Les places au paradis de l'Opéra Bastille / © John Laurenson pour Enlarge your Paris
Les places au paradis de l’Opéra Bastille / © John Laurenson pour Enlarge your Paris

Quand on pense opéra, on imagine des places à des prix inabordables, voire pas de place du tout. De l'Opéra Bastille à la Philharmonie en passant par le Théâtre des Champs-Élysées, le journaliste John Laurenson s'est hissé au paradis, le nom donné aux places les plus hautes... et les moins chères.

Depuis décembre 2023, le journaliste et correspondant de la BBC John Laurenson partage avec nous son regard sur le Grand Paris à travers la série « Le Grand Paris est une fête », en hommage au Paris est une fête d’Ernest Hemingway.

On est à deux minutes du lever de rideau. Les musiciens font leurs derniers accordages. De là où je suis, la vue de la salle est vertigineuse, magnifique. Quant à la scène, je vois distinctement sa partie droite, si je me penche bien en avant… Mais je suis à l’Opéra Bastille (12e) ! Madame Butterfly ! Pour le prix d’une place de cinéma ! Ici, très haut, à la galerie 7, nous ne sommes pas bien nombreux et une femme assise à ma gauche suggère que l’on se déplace tous de quelques sièges pour élargir notre vue. Mais oui ! Bonne idée ! Un mètre et demi de plus et la scène se révèle à nous. L’opéra commence. Je suis saisi par la puissance des voix et le son soyeux des violons qui monte, sous l’écriture de Puccini, en petites vagues de mer chaude. La différence pour les oreilles avec les enregistrements est nette, comme si on avait percé une barrière. Grâce aux surtitres pour traduire l’italien en français et en anglais, on plonge dans l’histoire terrible du capitaine américain Pinkerton qui, débarquant à Nagasaki, épouse puis abandonne une très jeune Japonaise.

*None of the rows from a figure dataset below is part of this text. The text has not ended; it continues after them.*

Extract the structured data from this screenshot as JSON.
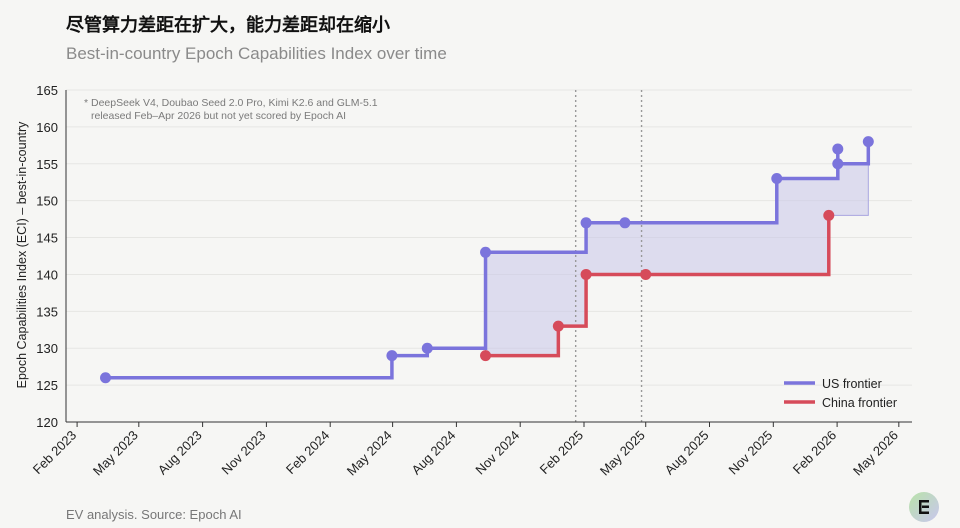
{
  "header": {
    "title": "尽管算力差距在扩大，能力差距却在缩小",
    "subtitle": "Best-in-country Epoch Capabilities Index over time"
  },
  "footer": {
    "source": "EV analysis. Source: Epoch AI"
  },
  "chart_data": {
    "type": "line",
    "step": true,
    "ylabel": "Epoch Capabilities Index (ECI) – best-in-country",
    "xlabel": "",
    "ylim": [
      120,
      165
    ],
    "yticks": [
      120,
      125,
      130,
      135,
      140,
      145,
      150,
      155,
      160,
      165
    ],
    "xlim": [
      "2023-01-16",
      "2026-05-20"
    ],
    "xticks": [
      {
        "date": "2023-02-01",
        "label": "Feb 2023"
      },
      {
        "date": "2023-05-01",
        "label": "May 2023"
      },
      {
        "date": "2023-08-01",
        "label": "Aug 2023"
      },
      {
        "date": "2023-11-01",
        "label": "Nov 2023"
      },
      {
        "date": "2024-02-01",
        "label": "Feb 2024"
      },
      {
        "date": "2024-05-01",
        "label": "May 2024"
      },
      {
        "date": "2024-08-01",
        "label": "Aug 2024"
      },
      {
        "date": "2024-11-01",
        "label": "Nov 2024"
      },
      {
        "date": "2025-02-01",
        "label": "Feb 2025"
      },
      {
        "date": "2025-05-01",
        "label": "May 2025"
      },
      {
        "date": "2025-08-01",
        "label": "Aug 2025"
      },
      {
        "date": "2025-11-01",
        "label": "Nov 2025"
      },
      {
        "date": "2026-02-01",
        "label": "Feb 2026"
      },
      {
        "date": "2026-05-01",
        "label": "May 2026"
      }
    ],
    "vlines": [
      "2025-01-20",
      "2025-04-25"
    ],
    "grid": true,
    "legend_position": "bottom-right",
    "annotation": [
      "* DeepSeek V4, Doubao Seed 2.0 Pro, Kimi K2.6 and GLM-5.1",
      "released Feb–Apr 2026 but not yet scored by Epoch AI"
    ],
    "series": [
      {
        "name": "US frontier",
        "color": "#7b74dc",
        "points": [
          {
            "x": "2023-03-14",
            "y": 126
          },
          {
            "x": "2024-04-30",
            "y": 129
          },
          {
            "x": "2024-06-20",
            "y": 130
          },
          {
            "x": "2024-09-12",
            "y": 143
          },
          {
            "x": "2025-02-04",
            "y": 147
          },
          {
            "x": "2025-04-01",
            "y": 147
          },
          {
            "x": "2025-11-06",
            "y": 153
          },
          {
            "x": "2026-02-02",
            "y": 157
          },
          {
            "x": "2026-02-02",
            "y": 155
          },
          {
            "x": "2026-03-18",
            "y": 158
          }
        ]
      },
      {
        "name": "China frontier",
        "color": "#d64b5a",
        "points": [
          {
            "x": "2024-09-12",
            "y": 129
          },
          {
            "x": "2024-12-26",
            "y": 133
          },
          {
            "x": "2025-02-04",
            "y": 140
          },
          {
            "x": "2025-05-01",
            "y": 140
          },
          {
            "x": "2026-01-20",
            "y": 148
          }
        ]
      }
    ],
    "fill_color": "#c9c6ea"
  }
}
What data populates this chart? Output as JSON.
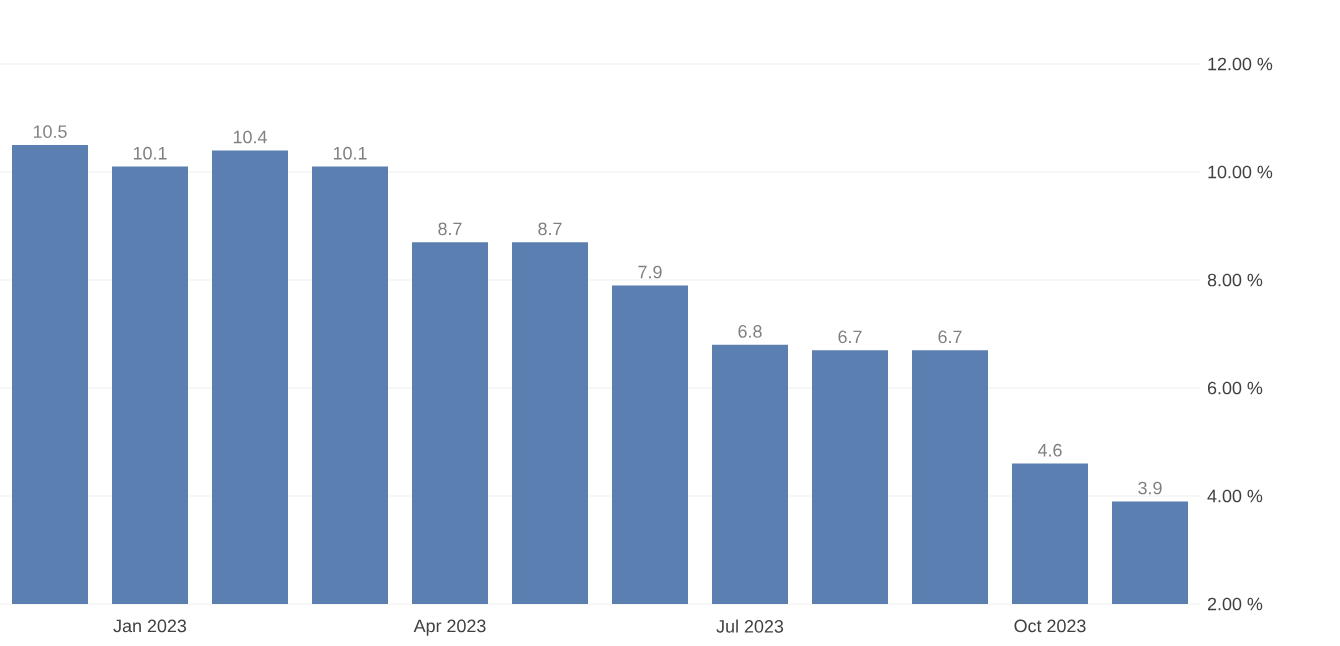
{
  "chart_data": {
    "type": "bar",
    "categories": [
      null,
      "Jan 2023",
      null,
      null,
      "Apr 2023",
      null,
      null,
      "Jul 2023",
      null,
      null,
      "Oct 2023",
      null
    ],
    "values": [
      10.5,
      10.1,
      10.4,
      10.1,
      8.7,
      8.7,
      7.9,
      6.8,
      6.7,
      6.7,
      4.6,
      3.9
    ],
    "color": "#5b7fb0",
    "ylim": [
      2,
      12
    ],
    "yticks": [
      {
        "value": 2,
        "label": "2.00 %"
      },
      {
        "value": 4,
        "label": "4.00 %"
      },
      {
        "value": 6,
        "label": "6.00 %"
      },
      {
        "value": 8,
        "label": "8.00 %"
      },
      {
        "value": 10,
        "label": "10.00 %"
      },
      {
        "value": 12,
        "label": "12.00 %"
      }
    ],
    "grid": "y",
    "data_labels": true
  }
}
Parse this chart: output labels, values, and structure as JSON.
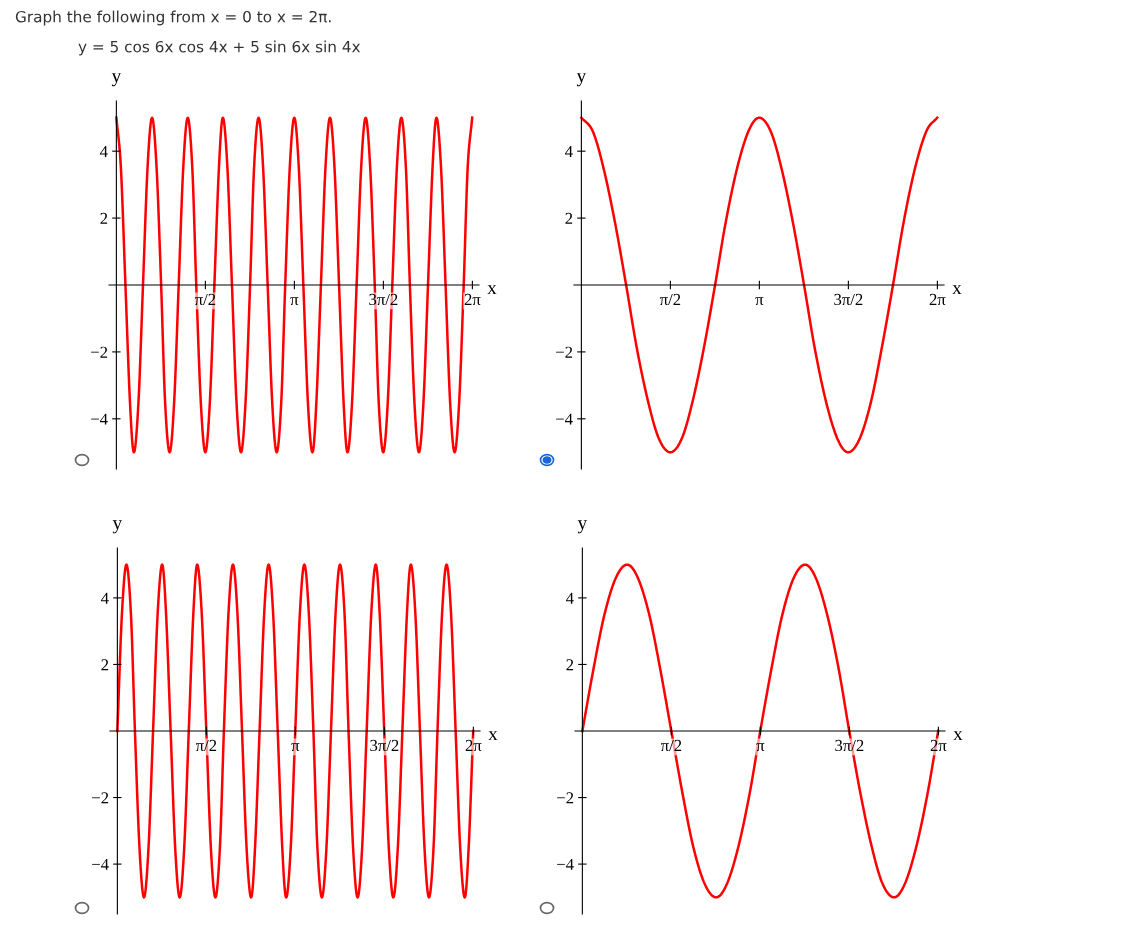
{
  "chart_data": [
    {
      "type": "line",
      "title": "Graph the following from x = 0 to x = 2π.",
      "subtitle": "y = 5 cos 6x cos 4x + 5 sin 6x sin 4x",
      "xlabel": "x",
      "ylabel": "y",
      "x": [
        0,
        0.08,
        0.16,
        0.24,
        0.31,
        0.39,
        0.47,
        0.55,
        0.63,
        0.71,
        0.79,
        0.86,
        0.94,
        1.02,
        1.1,
        1.18,
        1.26,
        1.34,
        1.41,
        1.49,
        1.57,
        1.65,
        1.73,
        1.81,
        1.88,
        1.96,
        2.04,
        2.12,
        2.2,
        2.28,
        2.36,
        2.43,
        2.51,
        2.59,
        2.67,
        2.75,
        2.83,
        2.91,
        2.98,
        3.06,
        3.14,
        3.22,
        3.3,
        3.38,
        3.46,
        3.53,
        3.61,
        3.69,
        3.77,
        3.85,
        3.93,
        4.01,
        4.08,
        4.16,
        4.24,
        4.32,
        4.4,
        4.48,
        4.56,
        4.63,
        4.71,
        4.79,
        4.87,
        4.95,
        5.03,
        5.11,
        5.18,
        5.26,
        5.34,
        5.42,
        5.5,
        5.58,
        5.65,
        5.73,
        5.81,
        5.89,
        5.97,
        6.05,
        6.13,
        6.2,
        6.28
      ],
      "series": [
        {
          "color": "#ff0000",
          "values": [
            5,
            3.5,
            0,
            -3.5,
            -5,
            -3.5,
            0,
            3.5,
            5,
            3.5,
            0,
            -3.5,
            -5,
            -3.5,
            0,
            3.5,
            5,
            3.5,
            0,
            -3.5,
            -5,
            -3.5,
            0,
            3.5,
            5,
            3.5,
            0,
            -3.5,
            -5,
            -3.5,
            0,
            3.5,
            5,
            3.5,
            0,
            -3.5,
            -5,
            -3.5,
            0,
            3.5,
            5,
            3.5,
            0,
            -3.5,
            -5,
            -3.5,
            0,
            3.5,
            5,
            3.5,
            0,
            -3.5,
            -5,
            -3.5,
            0,
            3.5,
            5,
            3.5,
            0,
            -3.5,
            -5,
            -3.5,
            0,
            3.5,
            5,
            3.5,
            0,
            -3.5,
            -5,
            -3.5,
            0,
            3.5,
            5,
            3.5,
            0,
            -3.5,
            -5,
            -3.5,
            0,
            3.5,
            5
          ]
        }
      ],
      "xlim": [
        -0.13,
        6.4
      ],
      "ylim": [
        -5.5,
        5.5
      ],
      "xticks": [
        {
          "value": 1.5708,
          "label": "π/2"
        },
        {
          "value": 3.1416,
          "label": "π"
        },
        {
          "value": 4.7124,
          "label": "3π/2"
        },
        {
          "value": 6.2832,
          "label": "2π"
        }
      ],
      "yticks": [
        -4,
        -2,
        2,
        4
      ],
      "grid": false,
      "marker": "none",
      "line_style": "solid"
    },
    {
      "type": "line",
      "xlabel": "x",
      "ylabel": "y",
      "x": [
        0,
        0.2,
        0.39,
        0.59,
        0.79,
        0.98,
        1.18,
        1.37,
        1.57,
        1.77,
        1.96,
        2.16,
        2.36,
        2.55,
        2.75,
        2.95,
        3.14,
        3.34,
        3.53,
        3.73,
        3.93,
        4.12,
        4.32,
        4.52,
        4.71,
        4.91,
        5.11,
        5.3,
        5.5,
        5.69,
        5.89,
        6.09,
        6.28
      ],
      "series": [
        {
          "color": "#ff0000",
          "values": [
            5,
            4.6,
            3.5,
            1.9,
            0,
            -1.9,
            -3.5,
            -4.6,
            -5,
            -4.6,
            -3.5,
            -1.9,
            0,
            1.9,
            3.5,
            4.6,
            5,
            4.6,
            3.5,
            1.9,
            0,
            -1.9,
            -3.5,
            -4.6,
            -5,
            -4.6,
            -3.5,
            -1.9,
            0,
            1.9,
            3.5,
            4.6,
            5
          ]
        }
      ],
      "xlim": [
        -0.13,
        6.4
      ],
      "ylim": [
        -5.5,
        5.5
      ],
      "xticks": [
        {
          "value": 1.5708,
          "label": "π/2"
        },
        {
          "value": 3.1416,
          "label": "π"
        },
        {
          "value": 4.7124,
          "label": "3π/2"
        },
        {
          "value": 6.2832,
          "label": "2π"
        }
      ],
      "yticks": [
        -4,
        -2,
        2,
        4
      ],
      "grid": false,
      "marker": "none",
      "line_style": "solid"
    },
    {
      "type": "line",
      "xlabel": "x",
      "ylabel": "y",
      "x": [
        0,
        0.08,
        0.16,
        0.24,
        0.31,
        0.39,
        0.47,
        0.55,
        0.63,
        0.71,
        0.79,
        0.86,
        0.94,
        1.02,
        1.1,
        1.18,
        1.26,
        1.34,
        1.41,
        1.49,
        1.57,
        1.65,
        1.73,
        1.81,
        1.88,
        1.96,
        2.04,
        2.12,
        2.2,
        2.28,
        2.36,
        2.43,
        2.51,
        2.59,
        2.67,
        2.75,
        2.83,
        2.91,
        2.98,
        3.06,
        3.14,
        3.22,
        3.3,
        3.38,
        3.46,
        3.53,
        3.61,
        3.69,
        3.77,
        3.85,
        3.93,
        4.01,
        4.08,
        4.16,
        4.24,
        4.32,
        4.4,
        4.48,
        4.56,
        4.63,
        4.71,
        4.79,
        4.87,
        4.95,
        5.03,
        5.11,
        5.18,
        5.26,
        5.34,
        5.42,
        5.5,
        5.58,
        5.65,
        5.73,
        5.81,
        5.89,
        5.97,
        6.05,
        6.13,
        6.2,
        6.28
      ],
      "series": [
        {
          "color": "#ff0000",
          "values": [
            0,
            3.5,
            5,
            3.5,
            0,
            -3.5,
            -5,
            -3.5,
            0,
            3.5,
            5,
            3.5,
            0,
            -3.5,
            -5,
            -3.5,
            0,
            3.5,
            5,
            3.5,
            0,
            -3.5,
            -5,
            -3.5,
            0,
            3.5,
            5,
            3.5,
            0,
            -3.5,
            -5,
            -3.5,
            0,
            3.5,
            5,
            3.5,
            0,
            -3.5,
            -5,
            -3.5,
            0,
            3.5,
            5,
            3.5,
            0,
            -3.5,
            -5,
            -3.5,
            0,
            3.5,
            5,
            3.5,
            0,
            -3.5,
            -5,
            -3.5,
            0,
            3.5,
            5,
            3.5,
            0,
            -3.5,
            -5,
            -3.5,
            0,
            3.5,
            5,
            3.5,
            0,
            -3.5,
            -5,
            -3.5,
            0,
            3.5,
            5,
            3.5,
            0,
            -3.5,
            -5,
            -3.5,
            0
          ]
        }
      ],
      "xlim": [
        -0.13,
        6.4
      ],
      "ylim": [
        -5.5,
        5.5
      ],
      "xticks": [
        {
          "value": 1.5708,
          "label": "π/2"
        },
        {
          "value": 3.1416,
          "label": "π"
        },
        {
          "value": 4.7124,
          "label": "3π/2"
        },
        {
          "value": 6.2832,
          "label": "2π"
        }
      ],
      "yticks": [
        -4,
        -2,
        2,
        4
      ],
      "grid": false,
      "marker": "none",
      "line_style": "solid"
    },
    {
      "type": "line",
      "xlabel": "x",
      "ylabel": "y",
      "x": [
        0,
        0.2,
        0.39,
        0.59,
        0.79,
        0.98,
        1.18,
        1.37,
        1.57,
        1.77,
        1.96,
        2.16,
        2.36,
        2.55,
        2.75,
        2.95,
        3.14,
        3.34,
        3.53,
        3.73,
        3.93,
        4.12,
        4.32,
        4.52,
        4.71,
        4.91,
        5.11,
        5.3,
        5.5,
        5.69,
        5.89,
        6.09,
        6.28
      ],
      "series": [
        {
          "color": "#ff0000",
          "values": [
            0,
            1.9,
            3.5,
            4.6,
            5,
            4.6,
            3.5,
            1.9,
            0,
            -1.9,
            -3.5,
            -4.6,
            -5,
            -4.6,
            -3.5,
            -1.9,
            0,
            1.9,
            3.5,
            4.6,
            5,
            4.6,
            3.5,
            1.9,
            0,
            -1.9,
            -3.5,
            -4.6,
            -5,
            -4.6,
            -3.5,
            -1.9,
            0
          ]
        }
      ],
      "xlim": [
        -0.13,
        6.4
      ],
      "ylim": [
        -5.5,
        5.5
      ],
      "xticks": [
        {
          "value": 1.5708,
          "label": "π/2"
        },
        {
          "value": 3.1416,
          "label": "π"
        },
        {
          "value": 4.7124,
          "label": "3π/2"
        },
        {
          "value": 6.2832,
          "label": "2π"
        }
      ],
      "yticks": [
        -4,
        -2,
        2,
        4
      ],
      "grid": false,
      "marker": "none",
      "line_style": "solid"
    }
  ]
}
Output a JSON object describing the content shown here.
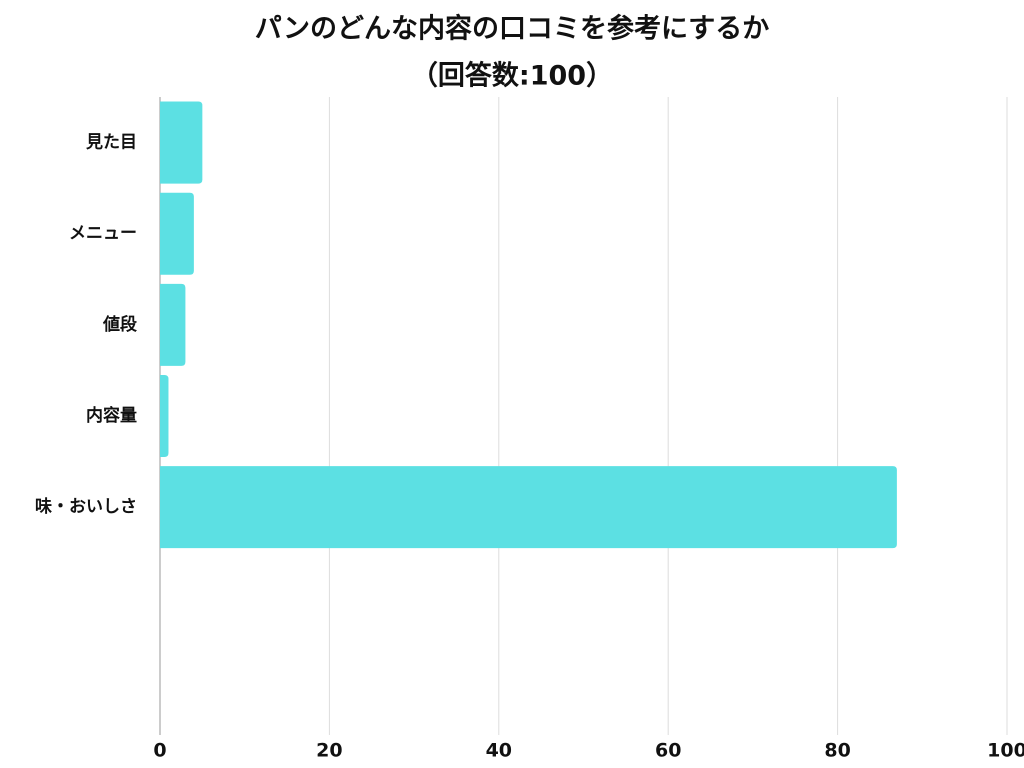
{
  "chart_data": {
    "type": "bar",
    "orientation": "horizontal",
    "title": "パンのどんな内容の口コミを参考にするか",
    "subtitle": "（回答数:100）",
    "categories": [
      "見た目",
      "メニュー",
      "値段",
      "内容量",
      "味・おいしさ",
      null,
      null
    ],
    "values": [
      5,
      4,
      3,
      1,
      87,
      null,
      null
    ],
    "color": "#5ce0e3",
    "xlim": [
      0,
      100
    ],
    "xticks": [
      0,
      20,
      40,
      60,
      80,
      100
    ],
    "grid": true
  }
}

Ce n’est rien comparé à ce que subit la pauvre Butterfly mais, à force de regarder à gauche, je commence à avoir mal au cou. Quelques minutes plus tard ma voisine se lève. Je ne comprends pas tout de suite pourquoi, puis bien sûr : debout, on peut orienter tout le corps alors qu’assis on doit se tordre. Je fais comme elle. Sur scène, ils sont trop loin pour nous voir sinon ils croiraient que c’est déjà une standing ovation. Au premier entracte, je glisse à ma voisine qu’elle n’en est vraisemblablement pas à sa première place à 15 €. Elle me répond qu’elle est fanatique de la chose. Elle a commencé par l’Opéra Bastille parce qu’elle habite à côté ; maintenant elle explore toutes les salles de Paris de cette manière.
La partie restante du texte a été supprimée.